ON GIFTED MINDS

Dr. Von may not be able to define ” giftedness” but he knows it when he sees it.

This post was very interesting to me both for Von’s insights into the complicated nature of high intelligence, most of which struck me as spot-on from my own experience in working with gifted and a few profoundly gifted students and the subsequent comment the post evoked. I am reproducing ” What Is a Gifted Student?” in full. My comments are in regular text, Dr. Von’s are in bold.

“As another round of parent conferences fast approaches, I anticipate at some point being asked if various students should be looking for opportunities to participate in ‘gifted’ programs at universities, online or in other venues. And it is just a matter of time before the next article on ‘giftedness’ makes an appearance in one of the education journals, or one hears other teachers talk about ‘gifted’ students who get A’s on all their tests throughout the school year. But what is “giftedness?” Is there a single definition that can work for the masses? Or is this term one of the most misused, overused and exaggerated terms in the educational vocabulary?

I personally think talk of ‘gifted’ students is entirely overused and misinterpreted. I don’t think one can come up with a single definition, either, largely because of my belief and support for Howard Gardner’s theory of multiple intelligences (although perhaps a replacement for ‘intelligence’ is ‘competence’).”

Being quite familiar with Gardner’s theories myself I’d agree that ” competence”or perhaps ” modality” is a better descriptor. Some of Gardner’s ” intelligences” appear to be traditionally g-loaded conceptions and others are expressing at least partially non-cognitive physiological or even vague cultural aspects. They all appear to be socially or psychologically useful qualities however, if not all equally useful in every context.

Whatever the language, a truly gifted person in any particular field or activity is, in my mind, someone whose skill, intellect, or ability is off the charts and at a different level than someone who is merely competent, consistent, or accelerated in that field. As an example, I know many teachers and parents who refer to their straight A students as gifted.

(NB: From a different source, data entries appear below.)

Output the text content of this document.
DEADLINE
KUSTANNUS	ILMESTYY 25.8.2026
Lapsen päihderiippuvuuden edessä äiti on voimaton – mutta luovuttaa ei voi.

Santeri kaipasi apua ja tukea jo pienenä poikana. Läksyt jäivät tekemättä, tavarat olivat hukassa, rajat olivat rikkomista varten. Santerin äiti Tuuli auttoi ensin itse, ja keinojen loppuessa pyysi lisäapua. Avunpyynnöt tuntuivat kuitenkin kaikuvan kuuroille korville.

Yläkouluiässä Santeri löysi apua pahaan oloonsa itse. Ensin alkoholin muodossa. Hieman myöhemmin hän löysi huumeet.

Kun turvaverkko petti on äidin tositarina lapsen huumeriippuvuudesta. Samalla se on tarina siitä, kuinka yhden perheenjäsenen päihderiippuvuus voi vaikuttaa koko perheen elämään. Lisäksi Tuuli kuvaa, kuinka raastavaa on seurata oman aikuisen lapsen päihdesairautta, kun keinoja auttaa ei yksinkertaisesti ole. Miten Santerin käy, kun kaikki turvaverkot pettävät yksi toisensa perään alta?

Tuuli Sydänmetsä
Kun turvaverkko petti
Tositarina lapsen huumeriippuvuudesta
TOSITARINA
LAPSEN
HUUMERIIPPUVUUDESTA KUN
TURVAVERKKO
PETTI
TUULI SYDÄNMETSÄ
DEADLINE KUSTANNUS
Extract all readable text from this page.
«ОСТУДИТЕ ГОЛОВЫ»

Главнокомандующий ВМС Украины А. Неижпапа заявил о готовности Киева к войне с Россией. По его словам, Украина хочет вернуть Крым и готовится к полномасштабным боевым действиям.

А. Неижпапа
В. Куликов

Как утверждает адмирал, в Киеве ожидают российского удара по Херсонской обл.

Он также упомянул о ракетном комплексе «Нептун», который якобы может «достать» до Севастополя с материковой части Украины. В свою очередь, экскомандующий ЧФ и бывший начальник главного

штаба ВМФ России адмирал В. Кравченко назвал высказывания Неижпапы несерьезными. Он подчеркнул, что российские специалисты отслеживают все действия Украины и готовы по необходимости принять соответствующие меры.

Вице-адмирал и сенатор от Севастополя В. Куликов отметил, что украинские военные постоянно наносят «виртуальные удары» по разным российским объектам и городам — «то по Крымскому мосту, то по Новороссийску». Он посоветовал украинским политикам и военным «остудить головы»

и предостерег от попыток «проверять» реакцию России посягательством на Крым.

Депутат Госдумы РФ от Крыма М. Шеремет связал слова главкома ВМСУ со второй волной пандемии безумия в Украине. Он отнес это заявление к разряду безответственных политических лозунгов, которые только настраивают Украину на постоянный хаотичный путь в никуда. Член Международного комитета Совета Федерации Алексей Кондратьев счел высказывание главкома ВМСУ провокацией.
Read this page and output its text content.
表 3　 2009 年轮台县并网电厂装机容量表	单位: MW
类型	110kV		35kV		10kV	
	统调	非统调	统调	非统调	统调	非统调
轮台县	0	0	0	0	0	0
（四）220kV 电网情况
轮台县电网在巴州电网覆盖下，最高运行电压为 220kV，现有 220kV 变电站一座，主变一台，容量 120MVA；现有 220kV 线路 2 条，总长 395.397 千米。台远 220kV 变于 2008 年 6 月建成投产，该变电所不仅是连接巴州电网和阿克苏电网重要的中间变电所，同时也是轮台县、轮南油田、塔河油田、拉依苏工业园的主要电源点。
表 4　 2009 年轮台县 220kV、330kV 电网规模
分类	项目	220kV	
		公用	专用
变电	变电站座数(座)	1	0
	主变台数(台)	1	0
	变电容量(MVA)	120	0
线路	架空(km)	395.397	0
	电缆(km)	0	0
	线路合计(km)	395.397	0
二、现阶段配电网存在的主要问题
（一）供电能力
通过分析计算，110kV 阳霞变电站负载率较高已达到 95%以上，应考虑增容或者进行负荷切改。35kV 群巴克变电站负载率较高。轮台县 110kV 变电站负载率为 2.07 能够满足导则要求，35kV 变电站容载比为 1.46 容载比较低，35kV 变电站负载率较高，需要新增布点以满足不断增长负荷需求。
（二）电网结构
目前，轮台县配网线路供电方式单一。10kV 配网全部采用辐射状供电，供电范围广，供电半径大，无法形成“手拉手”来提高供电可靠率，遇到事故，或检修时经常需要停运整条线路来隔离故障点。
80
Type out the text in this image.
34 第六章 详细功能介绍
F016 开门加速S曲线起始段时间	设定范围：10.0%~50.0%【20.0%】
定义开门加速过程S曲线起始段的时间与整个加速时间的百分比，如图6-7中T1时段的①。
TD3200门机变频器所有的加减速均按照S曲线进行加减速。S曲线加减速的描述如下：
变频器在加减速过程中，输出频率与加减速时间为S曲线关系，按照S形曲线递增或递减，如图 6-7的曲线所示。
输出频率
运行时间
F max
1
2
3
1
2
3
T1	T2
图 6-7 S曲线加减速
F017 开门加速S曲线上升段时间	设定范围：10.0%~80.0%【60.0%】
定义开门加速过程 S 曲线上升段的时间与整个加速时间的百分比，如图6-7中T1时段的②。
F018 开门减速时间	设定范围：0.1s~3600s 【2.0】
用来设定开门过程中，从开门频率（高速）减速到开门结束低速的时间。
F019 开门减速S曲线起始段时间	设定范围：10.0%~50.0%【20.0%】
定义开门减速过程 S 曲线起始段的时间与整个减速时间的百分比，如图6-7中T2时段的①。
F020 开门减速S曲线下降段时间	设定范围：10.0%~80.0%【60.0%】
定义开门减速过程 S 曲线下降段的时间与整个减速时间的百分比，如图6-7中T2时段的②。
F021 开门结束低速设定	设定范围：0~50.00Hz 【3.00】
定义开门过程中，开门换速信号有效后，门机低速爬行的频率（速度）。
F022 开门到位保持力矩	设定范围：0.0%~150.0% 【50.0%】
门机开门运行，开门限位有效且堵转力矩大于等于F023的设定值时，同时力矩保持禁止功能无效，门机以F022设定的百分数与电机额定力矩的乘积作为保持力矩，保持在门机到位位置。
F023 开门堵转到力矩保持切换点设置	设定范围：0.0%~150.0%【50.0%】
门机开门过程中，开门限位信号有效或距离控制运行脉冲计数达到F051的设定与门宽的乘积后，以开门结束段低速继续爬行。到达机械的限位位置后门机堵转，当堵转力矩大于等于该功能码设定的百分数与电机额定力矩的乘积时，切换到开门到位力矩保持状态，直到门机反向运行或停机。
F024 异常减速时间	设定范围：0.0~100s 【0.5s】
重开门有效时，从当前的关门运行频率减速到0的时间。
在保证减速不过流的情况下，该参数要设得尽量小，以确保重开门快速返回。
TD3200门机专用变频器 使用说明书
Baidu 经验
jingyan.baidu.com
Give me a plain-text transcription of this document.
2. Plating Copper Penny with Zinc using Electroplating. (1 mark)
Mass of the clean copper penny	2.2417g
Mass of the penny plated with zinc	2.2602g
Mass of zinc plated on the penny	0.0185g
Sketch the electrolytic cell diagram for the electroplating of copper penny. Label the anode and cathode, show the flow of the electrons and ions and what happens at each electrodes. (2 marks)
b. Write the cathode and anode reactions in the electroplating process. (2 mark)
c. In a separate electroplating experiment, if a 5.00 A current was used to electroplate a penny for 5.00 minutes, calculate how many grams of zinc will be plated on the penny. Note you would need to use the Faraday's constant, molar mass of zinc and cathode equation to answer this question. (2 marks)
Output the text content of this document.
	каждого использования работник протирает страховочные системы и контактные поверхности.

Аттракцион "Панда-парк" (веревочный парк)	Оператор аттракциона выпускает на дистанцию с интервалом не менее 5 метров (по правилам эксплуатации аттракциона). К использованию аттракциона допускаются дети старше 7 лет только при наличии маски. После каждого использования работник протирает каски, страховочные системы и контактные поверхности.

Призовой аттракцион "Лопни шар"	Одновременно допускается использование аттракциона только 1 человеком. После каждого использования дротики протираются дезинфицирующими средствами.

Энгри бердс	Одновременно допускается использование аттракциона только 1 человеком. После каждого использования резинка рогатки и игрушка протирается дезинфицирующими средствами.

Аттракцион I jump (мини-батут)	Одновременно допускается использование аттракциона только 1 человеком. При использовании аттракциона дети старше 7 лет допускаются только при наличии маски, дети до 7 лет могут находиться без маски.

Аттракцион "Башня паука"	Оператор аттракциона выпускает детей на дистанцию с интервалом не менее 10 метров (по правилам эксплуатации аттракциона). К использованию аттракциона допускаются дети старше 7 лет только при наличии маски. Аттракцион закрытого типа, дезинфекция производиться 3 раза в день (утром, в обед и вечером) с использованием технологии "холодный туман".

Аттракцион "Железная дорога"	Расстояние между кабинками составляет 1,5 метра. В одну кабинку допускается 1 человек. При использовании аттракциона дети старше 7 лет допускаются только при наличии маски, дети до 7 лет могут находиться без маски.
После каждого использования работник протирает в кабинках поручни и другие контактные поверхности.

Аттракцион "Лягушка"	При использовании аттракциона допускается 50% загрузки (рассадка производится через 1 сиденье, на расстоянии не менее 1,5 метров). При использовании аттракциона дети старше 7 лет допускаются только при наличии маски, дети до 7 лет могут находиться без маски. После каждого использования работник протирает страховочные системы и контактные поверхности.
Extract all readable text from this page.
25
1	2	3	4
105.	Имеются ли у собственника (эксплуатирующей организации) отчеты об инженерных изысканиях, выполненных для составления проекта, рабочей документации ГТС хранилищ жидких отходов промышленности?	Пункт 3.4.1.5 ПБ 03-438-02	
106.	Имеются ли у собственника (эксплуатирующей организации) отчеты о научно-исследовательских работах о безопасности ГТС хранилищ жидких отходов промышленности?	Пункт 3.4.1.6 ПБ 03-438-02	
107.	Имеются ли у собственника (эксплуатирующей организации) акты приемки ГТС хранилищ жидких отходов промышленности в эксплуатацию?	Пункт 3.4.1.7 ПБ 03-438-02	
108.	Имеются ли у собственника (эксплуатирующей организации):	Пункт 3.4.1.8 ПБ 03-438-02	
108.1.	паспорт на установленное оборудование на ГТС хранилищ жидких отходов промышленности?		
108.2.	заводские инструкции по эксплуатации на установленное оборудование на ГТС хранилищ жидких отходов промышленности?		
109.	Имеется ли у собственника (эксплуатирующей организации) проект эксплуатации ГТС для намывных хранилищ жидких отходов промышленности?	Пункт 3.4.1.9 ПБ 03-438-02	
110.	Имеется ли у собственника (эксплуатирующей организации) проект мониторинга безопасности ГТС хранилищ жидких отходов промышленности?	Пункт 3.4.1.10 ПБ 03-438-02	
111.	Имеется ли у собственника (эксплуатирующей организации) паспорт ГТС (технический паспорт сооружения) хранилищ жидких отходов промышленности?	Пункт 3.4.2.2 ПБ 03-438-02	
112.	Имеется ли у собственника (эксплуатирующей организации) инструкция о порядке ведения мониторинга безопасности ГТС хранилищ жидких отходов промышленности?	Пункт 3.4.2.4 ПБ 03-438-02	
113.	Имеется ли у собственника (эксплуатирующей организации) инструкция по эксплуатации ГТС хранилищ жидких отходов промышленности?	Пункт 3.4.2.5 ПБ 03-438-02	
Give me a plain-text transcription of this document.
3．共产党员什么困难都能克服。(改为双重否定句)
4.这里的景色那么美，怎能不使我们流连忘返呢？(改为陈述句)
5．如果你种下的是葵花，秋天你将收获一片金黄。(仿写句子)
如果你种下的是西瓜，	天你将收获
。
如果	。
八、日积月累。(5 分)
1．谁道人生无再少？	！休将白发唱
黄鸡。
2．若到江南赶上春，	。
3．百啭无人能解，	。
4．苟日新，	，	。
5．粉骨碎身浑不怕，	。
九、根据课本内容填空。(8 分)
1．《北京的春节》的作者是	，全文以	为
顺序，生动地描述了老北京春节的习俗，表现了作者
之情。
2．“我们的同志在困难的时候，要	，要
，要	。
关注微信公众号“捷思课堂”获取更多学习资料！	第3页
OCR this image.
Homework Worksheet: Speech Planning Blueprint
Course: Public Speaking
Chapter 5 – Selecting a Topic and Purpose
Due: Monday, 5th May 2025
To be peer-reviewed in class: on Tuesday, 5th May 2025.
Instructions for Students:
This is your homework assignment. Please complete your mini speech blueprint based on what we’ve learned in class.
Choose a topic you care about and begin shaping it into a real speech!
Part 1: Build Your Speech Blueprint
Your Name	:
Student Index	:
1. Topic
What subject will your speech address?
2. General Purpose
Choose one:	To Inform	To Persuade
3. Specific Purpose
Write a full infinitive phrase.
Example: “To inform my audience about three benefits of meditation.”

A very common misconception. Bright, hardworking, highly motivated students are exactly that and no more. Because they are often able to exceed the curricular standards of their local public school, which has standards set for the student in the low-average range, their relative superiority often lulls them( certainly their parents) into the mistaken belief that they are more able than they actually are. The irony of course is that if these students were truly gifted they would not have fallen into that self-referential trap.

Because of my long involvement with the Center for Talent Development at Northwestern University, I know countless parents who place their kids in programs run through universities because their kids are ‘gifted’ and need new challenges that are not available at their respective schools. Having worked with top-tier students for over ten years, it has been more than obvious to me that ‘gifted’ is a term that is as overused and abused in education as ‘genius’ is in the popular media. Terms like ‘gifted’ and ‘genius’ are meant to be used for the rare individual whose talents, knowledge, ability, and performance is so far beyond even the most competent in a field that there is not another term that would properly describe them.

I might suggest “ polymath” fits some of these multidimensional prodigies better than ” genius”. Even some people of genius level intelligence can be exceptionally linear or tunnel-visioned in their thinking style compared to the extraordinairly creative, high performing minds of a Newton, DaVinci, Aristotle, Mill, Jefferson or similar figures.